Muhalefet açısından da çok umutlu olmadığımız bir gerçek. Yerel yönetimlerin çevre ve kent alanındaki olumsuz uygulamaları, kentli haklarının, su hakkının hakkını vermeyen, dinsel faaliyetlerde AKP ile yarışan muhalefet ciddi bir açmaz içinde.

Ekolojik yıkıma karşı mücadele

Seçimlerin muhalefet tarafından kazanılması halinde çevre ve kente karşı, tarih ve kültüre karşı hazırlanmış projelerin devam edip etmeyeceği, halen ekolojik yıkıma devam eden yatırımlara, tesislere karşı ne yapılacağı belli değil. İçi doldurulmayan kamu yararı, hukukun üstünlüğü, su hakkı gibi kavramların gerçekleşmesine inanmak zor.

Bugün artık neredeyse her ilçede ve her köyde yaşam savunucuları birçok yıkım projesi ile mücadele etmeye çalışıyor. Doğanın ve emeğin sömürülmesine, yaşamın yok edilmesine bir yanıt olabilir 24 Haziran seçimleri. Ama gerçek kurtuluşun ne olduğunu bilerek, iktidarı ve muhalefeti esaslı sorgulayarak gitmeliyiz sandıklara.

Yıllardır Ergene Havzasını kirletenlere karşı etkin tedbirler almayan, kirletenleri ve göz yumanları yargılatmayan siyasi iktidardan hesap sormak için sandığa gitmek ve bir tavır göstermek önemlidir. Gericiliğin daha da gelişmemesi için, kentli haklarının, doğa haklarının daha da zarar görmemesi için AKP aleyhine oy kullanmak büyük bir öneme sahiptir.

İktidar Trakya’dan destek alamayacak

Trakya’yı termik santrallerle, RES’lerle, nükleer santral ile enerji koridoru haline getirmeye çalışan, tarım alanlarımızı sanayiye açan, dağlarımızı, ormanlarımızı maden ve taş ocaklarıyla delik deşik eden siyasi iktidar Trakya’dan destek bulamayacaktır. Bölgemizde yaygınlaşan kanser hastalıklarına Trakya halkını mahkum edenlere, içme sularımızı ağır metallere, arsenik ve nitrata boğanlara bir de oy mu vereceğiz? Muhalefetin etkisiz muhalefetini de unutmadan seçimlerden sonra da halkın kendi demokratik örgütlenmelerinin gelişmesine ve halkın yaşam savunusuna katkı vermeye devam etmeliyiz.

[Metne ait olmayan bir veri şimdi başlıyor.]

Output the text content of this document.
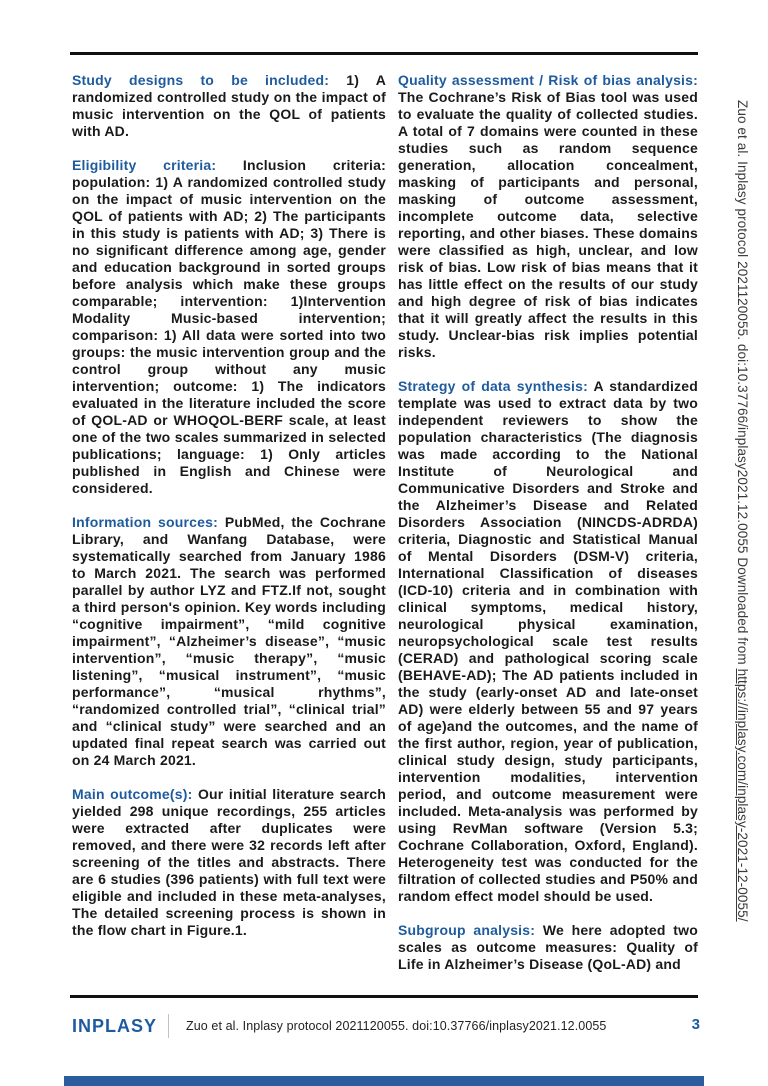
Study designs to be included: 1) A randomized controlled study on the impact of music intervention on the QOL of patients with AD.

Eligibility criteria: Inclusion criteria: population: 1) A randomized controlled study on the impact of music intervention on the QOL of patients with AD; 2) The participants in this study is patients with AD; 3) There is no significant difference among age, gender and education background in sorted groups before analysis which make these groups comparable; intervention: 1)Intervention Modality Music-based intervention; comparison: 1) All data were sorted into two groups: the music intervention group and the control group without any music intervention; outcome: 1) The indicators evaluated in the literature included the score of QOL-AD or WHOQOL-BERF scale, at least one of the two scales summarized in selected publications; language: 1) Only articles published in English and Chinese were considered.

Information sources: PubMed, the Cochrane Library, and Wanfang Database, were systematically searched from January 1986 to March 2021. The search was performed parallel by author LYZ and FTZ.If not, sought a third person's opinion. Key words including “cognitive impairment”, “mild cognitive impairment”, “Alzheimer’s disease”, “music intervention”, “music therapy”, “music listening”, “musical instrument”, “music performance”, “musical rhythms”, “randomized controlled trial”, “clinical trial” and “clinical study” were searched and an updated final repeat search was carried out on 24 March 2021.

Main outcome(s): Our initial literature search yielded 298 unique recordings, 255 articles were extracted after duplicates were removed, and there were 32 records left after screening of the titles and abstracts. There are 6 studies (396 patients) with full text were eligible and included in these meta-analyses, The detailed screening process is shown in the flow chart in Figure.1.

Quality assessment / Risk of bias analysis: The Cochrane’s Risk of Bias tool was used to evaluate the quality of collected studies. A total of 7 domains were counted in these studies such as random sequence generation, allocation concealment, masking of participants and personal, masking of outcome assessment, incomplete outcome data, selective reporting, and other biases. These domains were classified as high, unclear, and low risk of bias. Low risk of bias means that it has little effect on the results of our study and high degree of risk of bias indicates that it will greatly affect the results in this study. Unclear-bias risk implies potential risks.

Strategy of data synthesis: A standardized template was used to extract data by two independent reviewers to show the population characteristics (The diagnosis was made according to the National Institute of Neurological and Communicative Disorders and Stroke and the Alzheimer’s Disease and Related Disorders Association (NINCDS-ADRDA) criteria, Diagnostic and Statistical Manual of Mental Disorders (DSM-V) criteria, International Classification of diseases (ICD-10) criteria and in combination with clinical symptoms, medical history, neurological physical examination, neuropsychological scale test results (CERAD) and pathological scoring scale (BEHAVE-AD); The AD patients included in the study (early-onset AD and late-onset AD) were elderly between 55 and 97 years of age)and the outcomes, and the name of the first author, region, year of publication, clinical study design, study participants, intervention modalities, intervention period, and outcome measurement were included. Meta-analysis was performed by using RevMan software (Version 5.3; Cochrane Collaboration, Oxford, England). Heterogeneity test was conducted for the filtration of collected studies and P50% and random effect model should be used.

Subgroup analysis: We here adopted two scales as outcome measures: Quality of Life in Alzheimer’s Disease (QoL-AD) and

Zuo et al. Inplasy protocol 2021120055. doi:10.37766/inplasy2021.12.0055 Downloaded from https://inplasy.com/inplasy-2021-12-0055/
INPLASY Zuo et al. Inplasy protocol 2021120055. doi:10.37766/inplasy2021.12.0055	3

Gezegenin talanına artık tamam

Kamu yararı ve hukukun üstünlüğü için seçimlerden sonra da hepimizin yaşam alanlarında etkili çalışmalar yürütmesi, dayanışmayı arttırması ve mücadelelere destek olması gerekiyor. Sorunlarımızı siyasilere havale ederek ve genel ve yerel siyasetçilerden çözümler bekleyerek ekolojik bir demokrasiye ulaşmamız mümkün değildir. Yerelimizde, bölgemizde ekolojik yıkım yaratan veya yaratacak olan her faaliyete, her yatırıma, her politikaya karşı hangi bakanlık veya hangi belediye yaparsa yapsın mücadele etmeye devam etmeliyiz.

Sağlıklı ve dengeli bir çevrede yaşam hakkı için artık TAMAM.